From "The Mathieu Group M12 and Conway’s M13-Game" (pdf), senior honors thesis in mathematics by Jeremy L. Martin under the supervision of Professor Noam D. Elkies, Harvard University, April 1, 1996–
"Let P3 denote the projective plane of order 3. The standard construction of P3 is to remove the zero point from a three-dimensional vector space over the field F3 and then identify each point x with -x, obtaining a space with (33 – 1)/2 = 13 points. However, we will be concerned only with the geometric properties of the projective plane. The 13 points of P3 are organized into 13 lines, each line containing four points. Every point lies on four lines, any two points lie together on a unique line, and any two lines intersect at a unique point….
Conway [3] proposed the following game…. Place twelve numbered counters on the points… of P3 and leave the thirteenth point… blank. (The empty point will be referred to throughout as the "hole.") Let the location of the hole be p; then a primitive move of the game consists of selecting one of the lines containing the hole, say {p, q, r, s}. Move the counter on q to p (thus moving the hole to q), then interchange the counters on r and s….
There is an obvious characterization of a move as a permutation in S13, operating on the points of P3. By limiting our consideration to only those moves which return the hole to its starting point…. we obtain the Conway game group. This group, which we shall denote by GC, is a subgroup of the symmetric group S12 of permutations of the twelve points…, and the group operation of GC is concatenation of paths. Conway [3] stated, but did not prove explicitly, that GC is isomorphic to the Mathieu group M12. We shall subsequently verify this isomorphism.
The set of all moves (including those not fixing the hole) is given the name M13 by Conway. It is important that M13 is not a group…."
[3] John H. Conway, "Graphs and Groups and M13," Notes from New York Graph Theory Day XIV (1987), pp. 18–29.

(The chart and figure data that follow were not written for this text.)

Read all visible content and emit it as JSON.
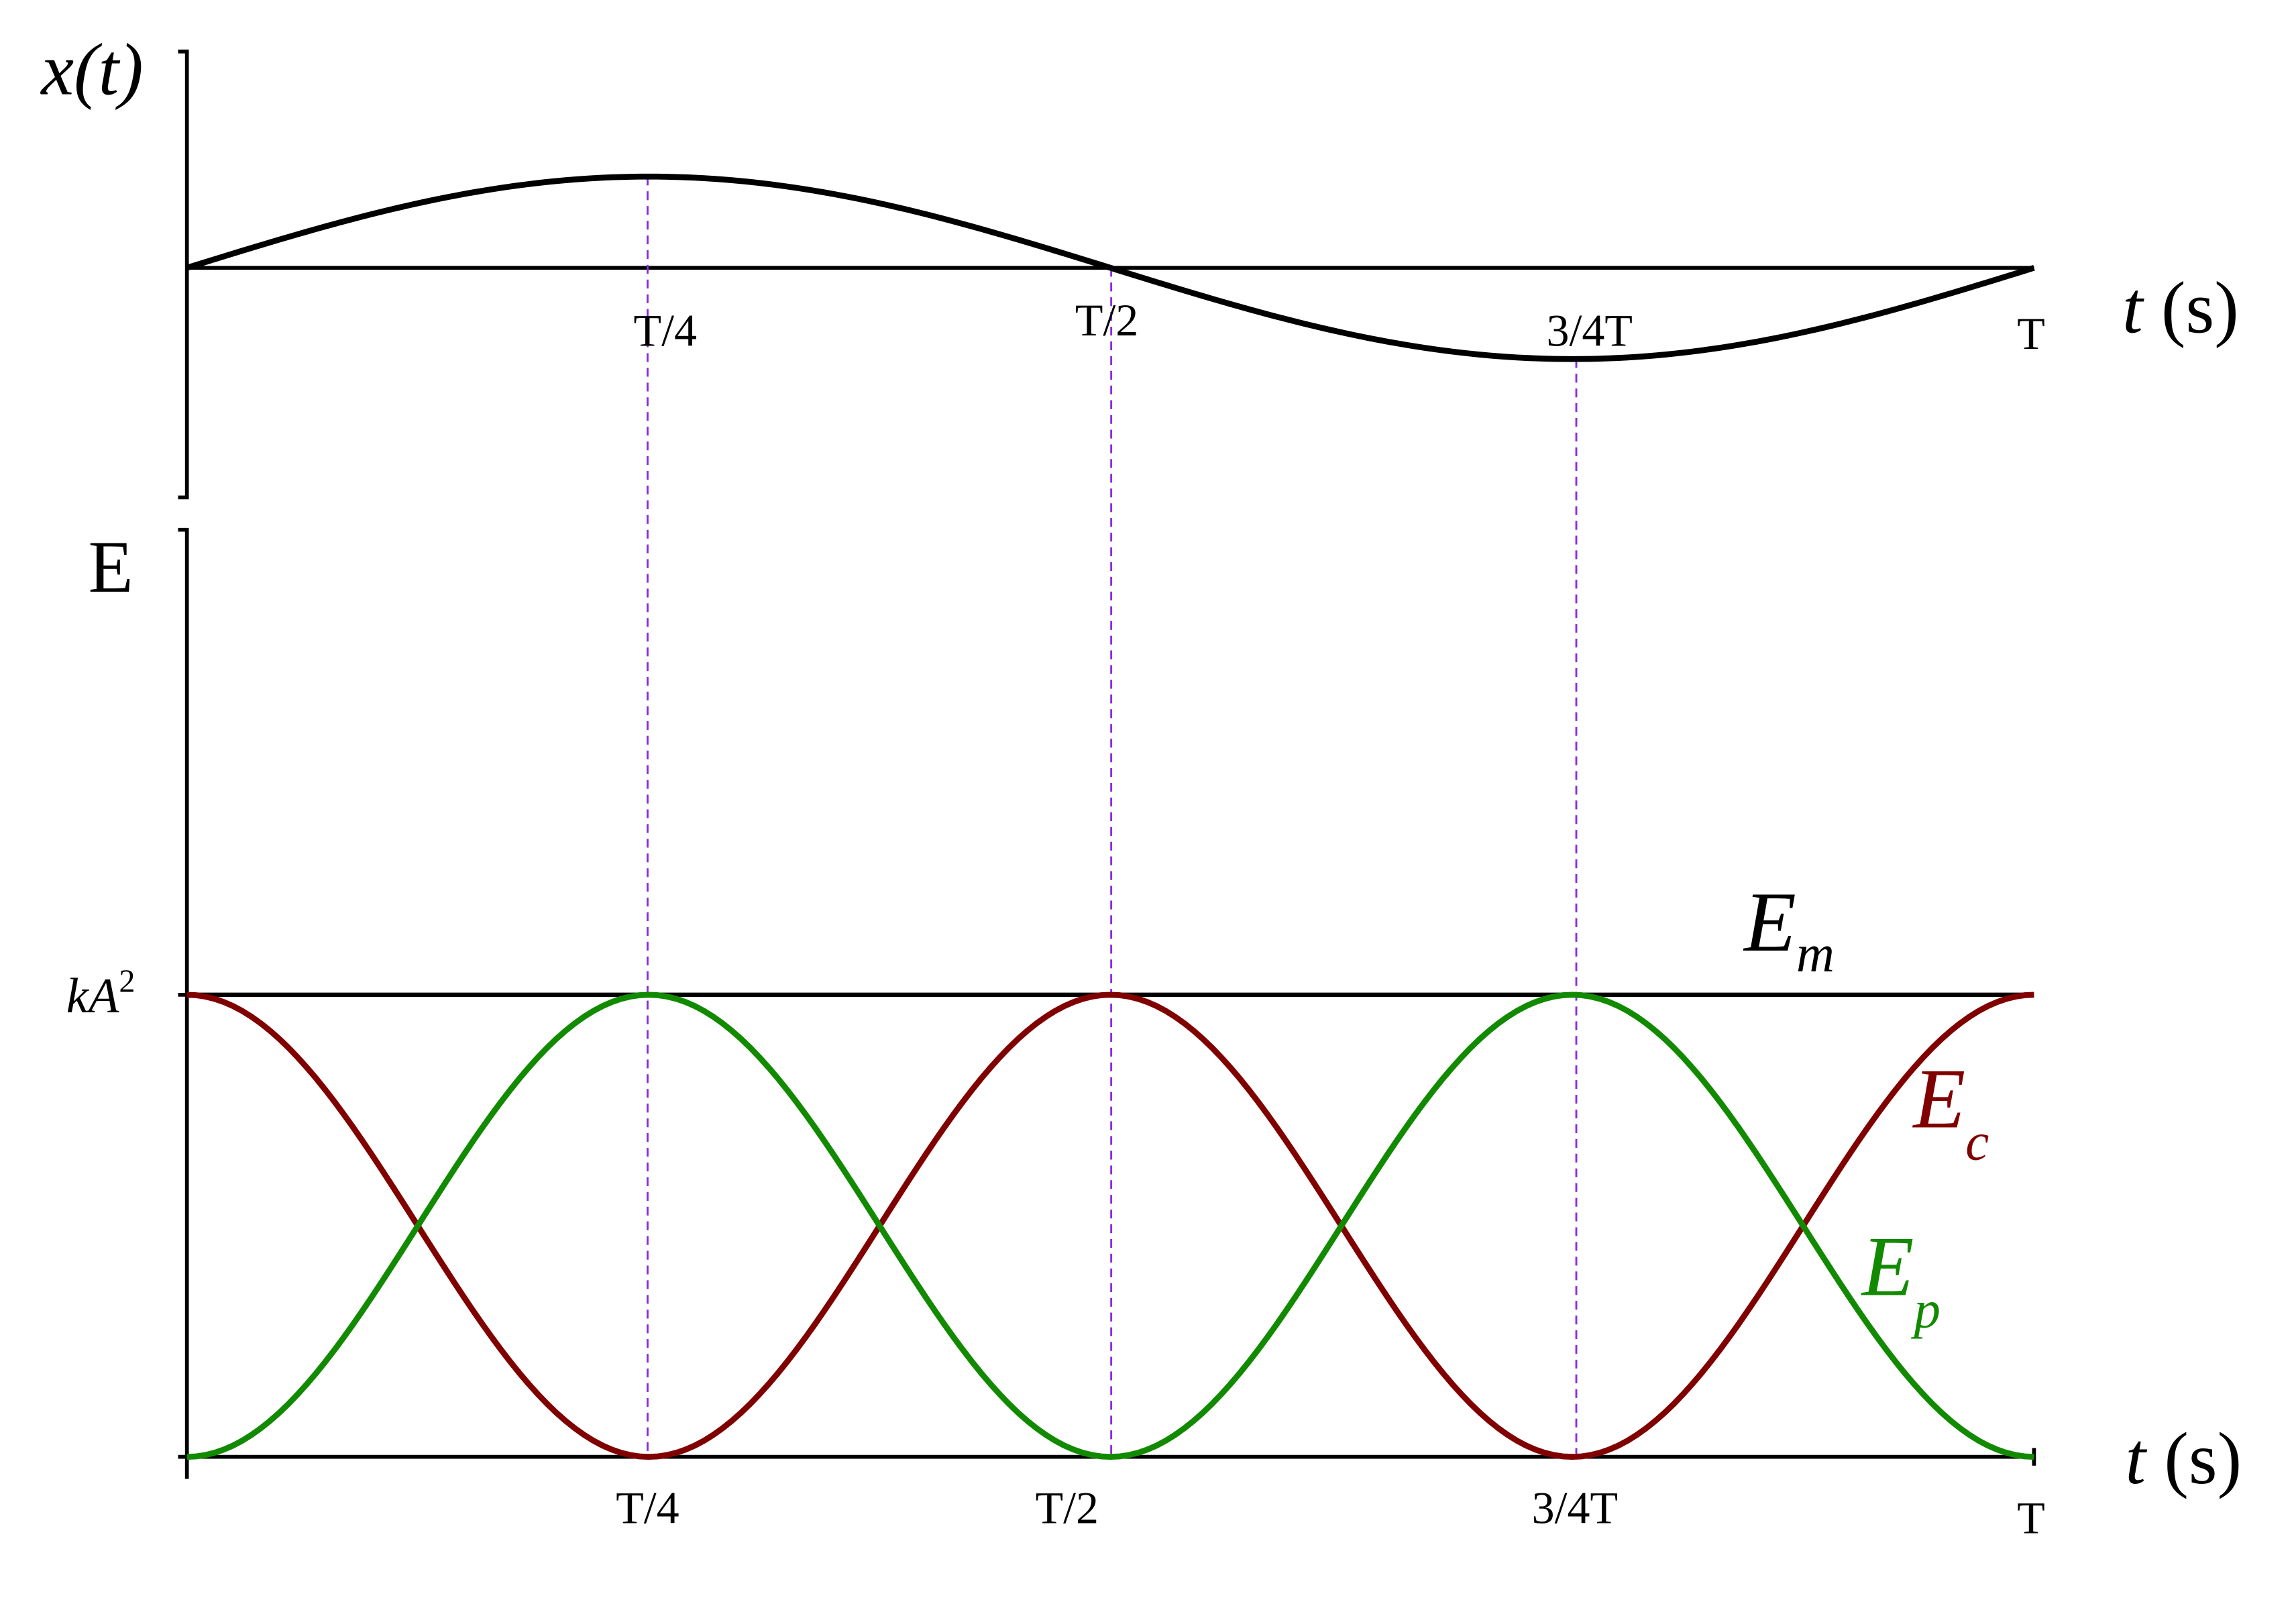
{
  "top_plot": {
    "y_label": "x(t)",
    "x_label": {
      "var": "t",
      "unit": "(s)"
    },
    "ticks": [
      "T/4",
      "T/2",
      "3/4T",
      "T"
    ]
  },
  "bottom_plot": {
    "y_label": "E",
    "y_tick": {
      "base": "kA",
      "sup": "2"
    },
    "x_label": {
      "var": "t",
      "unit": "(s)"
    },
    "ticks": [
      "T/4",
      "T/2",
      "3/4T",
      "T"
    ],
    "curves": {
      "em": {
        "base": "E",
        "sub": "m"
      },
      "ec": {
        "base": "E",
        "sub": "c"
      },
      "ep": {
        "base": "E",
        "sub": "p"
      }
    }
  }
}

Another exposition (adapted to Martin's notation) by Lieven le Bruyn (see illustration above):
"Conway’s puzzle M13 involves the 13 points and 13 lines of P3. On all but one point numbered counters are placed holding the numbers 1,…,12 and a move involves interchanging one counter and the 'hole' (the unique point having no counter) and interchanging the counters on the two other points of the line determined by the first two points. In the picture [above] the lines are represented by dashes around the circle in between two counters and the points lying on this line are those that connect to the dash either via a direct line or directly via the circle. In the first part we saw that the group of all reachable positions in Conway's M13 puzzle having the hole at the top position contains the sporadic simple Mathieu group M12 as a subgroup."
|